The Left needs to take a timeout

by Jehu

I have been thinking about universal basic income and the demand for a jobs guarantee – two ideas floated by, among others, a former Occupy activist, Jesse Myerson; and the relation between labor, money and goods like food, clothing, shelter. My thinking about the relation between these three was triggered by two comments from a tweep:

“There simply is not a one-to-one correspondence between labor under capitalism and use-values like food.”

Later he made an assertion that is incontrovertibly true:

“Currency, use-value, & labor are all separable.”

I like these statements because they get to the heart of my problem with UBI, a jobs guarantee and the discussion of issues related to both.

I am pretty sure no one would take exception to the idea that, no matter the type of society we consider, the members of that society always need, among other things, food, paycheck-for-allclothing and shelter. We, of course, need more than this basic stuff, so I don’t want to suggest that my list here is exhaustive or could ever be. Rather, let’s assume food, clothing and shelter, stand in for a host of concrete needs that must be satisfied by the means provided by nature. These needs require some definite level of interchange with nature, which are the source of the material means to satisfy them. And to appropriate these means to life from nature, requires some definite expenditure of human effort — labor.

So here is the thing:

While food, clothing and shelter are always necessary in definite quantity under all conditions, the labor required to appropriate them has steadily declined over the past 200 years or so as a consequence of several big bursts in the productivity of human labor. We call these concentrated bursts of improvement of the productivity of human labor industrial revolutions and there has been at least three by the reckoning of many writers. So, while labor is still necessary to produce food, clothing and shelter, the quantity of labor necessary for this purpose has clearly declined over time.

On the other hand we have currency: Under existing relations food, clothing and shelter are not acquired directly through the labor of each individual separately, but through exchange in which we each acquire money by selling our labor power and use this money to buy the things we need to satisfy our needs. Again, the relation between the things we require to satisfy our needs — food, clothing and shelter — and the currency we require to acquire them has not been fixed, but has changed. The change here however, shows a markedly different tendency than the labor it takes to appropriate them from nature: While the labor required to appropriate them from nature has clearly declined over time, the currency required to acquire them in society has clearly increased over time.

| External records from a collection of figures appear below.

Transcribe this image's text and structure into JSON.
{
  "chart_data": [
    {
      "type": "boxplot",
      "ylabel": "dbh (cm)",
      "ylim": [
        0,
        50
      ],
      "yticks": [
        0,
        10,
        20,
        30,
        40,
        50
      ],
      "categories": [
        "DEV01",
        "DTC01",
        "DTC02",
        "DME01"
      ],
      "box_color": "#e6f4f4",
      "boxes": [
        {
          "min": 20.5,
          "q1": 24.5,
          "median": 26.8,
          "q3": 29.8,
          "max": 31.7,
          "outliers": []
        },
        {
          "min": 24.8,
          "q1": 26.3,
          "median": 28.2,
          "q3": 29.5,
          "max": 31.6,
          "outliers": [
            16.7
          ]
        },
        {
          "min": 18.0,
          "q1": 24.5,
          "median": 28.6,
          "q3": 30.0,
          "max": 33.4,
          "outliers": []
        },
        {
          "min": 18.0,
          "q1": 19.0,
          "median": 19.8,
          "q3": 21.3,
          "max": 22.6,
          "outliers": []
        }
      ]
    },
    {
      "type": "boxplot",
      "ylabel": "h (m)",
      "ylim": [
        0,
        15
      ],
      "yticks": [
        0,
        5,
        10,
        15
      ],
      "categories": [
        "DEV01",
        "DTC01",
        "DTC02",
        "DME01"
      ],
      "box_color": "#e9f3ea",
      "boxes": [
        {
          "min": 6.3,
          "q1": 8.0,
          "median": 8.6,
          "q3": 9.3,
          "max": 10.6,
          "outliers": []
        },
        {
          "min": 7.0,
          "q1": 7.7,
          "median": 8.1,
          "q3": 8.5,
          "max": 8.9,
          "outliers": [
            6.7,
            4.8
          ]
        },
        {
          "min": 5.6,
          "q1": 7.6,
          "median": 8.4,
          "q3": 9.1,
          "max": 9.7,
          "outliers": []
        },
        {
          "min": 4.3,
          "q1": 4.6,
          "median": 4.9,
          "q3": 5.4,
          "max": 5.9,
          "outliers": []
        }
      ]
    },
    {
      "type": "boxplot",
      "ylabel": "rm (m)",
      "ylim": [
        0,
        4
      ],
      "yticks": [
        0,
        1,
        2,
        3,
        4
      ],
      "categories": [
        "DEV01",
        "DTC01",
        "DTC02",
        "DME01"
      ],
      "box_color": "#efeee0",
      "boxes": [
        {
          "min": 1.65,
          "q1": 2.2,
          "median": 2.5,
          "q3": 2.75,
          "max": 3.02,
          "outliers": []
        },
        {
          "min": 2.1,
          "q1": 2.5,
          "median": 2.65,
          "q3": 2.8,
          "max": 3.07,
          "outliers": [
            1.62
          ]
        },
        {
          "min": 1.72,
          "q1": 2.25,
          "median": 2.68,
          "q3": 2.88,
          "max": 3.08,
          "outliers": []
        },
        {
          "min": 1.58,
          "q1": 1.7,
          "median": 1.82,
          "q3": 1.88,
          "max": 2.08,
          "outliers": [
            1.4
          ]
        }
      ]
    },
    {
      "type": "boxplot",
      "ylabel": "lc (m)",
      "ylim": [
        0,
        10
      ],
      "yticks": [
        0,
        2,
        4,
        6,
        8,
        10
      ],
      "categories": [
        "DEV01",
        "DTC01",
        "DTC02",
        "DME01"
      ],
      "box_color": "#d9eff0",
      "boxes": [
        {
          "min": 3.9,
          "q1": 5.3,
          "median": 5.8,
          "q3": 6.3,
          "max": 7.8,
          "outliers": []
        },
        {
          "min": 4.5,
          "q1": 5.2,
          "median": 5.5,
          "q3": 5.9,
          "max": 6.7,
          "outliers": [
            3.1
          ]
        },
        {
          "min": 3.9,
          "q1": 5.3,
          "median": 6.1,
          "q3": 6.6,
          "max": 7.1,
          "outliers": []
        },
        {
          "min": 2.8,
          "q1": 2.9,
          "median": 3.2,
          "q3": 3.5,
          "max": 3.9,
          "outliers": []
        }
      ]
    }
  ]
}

So, we have these three things: labor, the means to life, currency. In the relationship between the means to life and labor, the tendency has been toward a reduction in the amount of the latter required to produce the former. But in the relationship between means to life and currency, the tendency has been toward an increase in the amount of the latter required to acquire the former. As the amount of labor required to produce food, clothing and shelter has fallen, the currency required to acquire them through exchange has risen.

How does anyone explain these two obvious, empirically verifiable, long-standing, secular relations?

Let’s throw in another factor: in the discussion above I have discussed the relation between social needs in the form of food clothing and shelter to the labor required to appropriate them from nature, on one hand. I have also discussed the relation between social needs in the form of food clothing and shelter to currency required to appropriate them from society, on the other hand. The inverse relation between the first and the second means as the amount of labor it takes to satisfy human need declines, the amount of currency it takes to acquire these means increases. Thus, counterintuitively, less actual labor requires more actual currency.

Now what do you suppose explains that perverse result?

This is important when discussing UBI, because UBI is about currency, but prices keep rising, although UBI — if the minimum wage is any indicator — will not keep up with this rise. It is also important because the single over-riding problem of present society is “not enough jobs” and this “problem is so great many on the Left propose a job for everyone in society guaranteed by the state. But how does the Left reconcile the fact that income is such a problem when the amount of labor necessary to appropriate the means to life has declined to such an absurdly low level we have to actually demand the fascist state create work for people?

The Left needs to take a fucking timeout and ask itself why jobs have to be created. They need to take a timeout and explain why as the labor required to produce goods declines, their prices keep increasing. Really, if you cannot explain these two things, you have no fucking credibility. And no worker with any sense should listen to you when you demand more money and more jobs.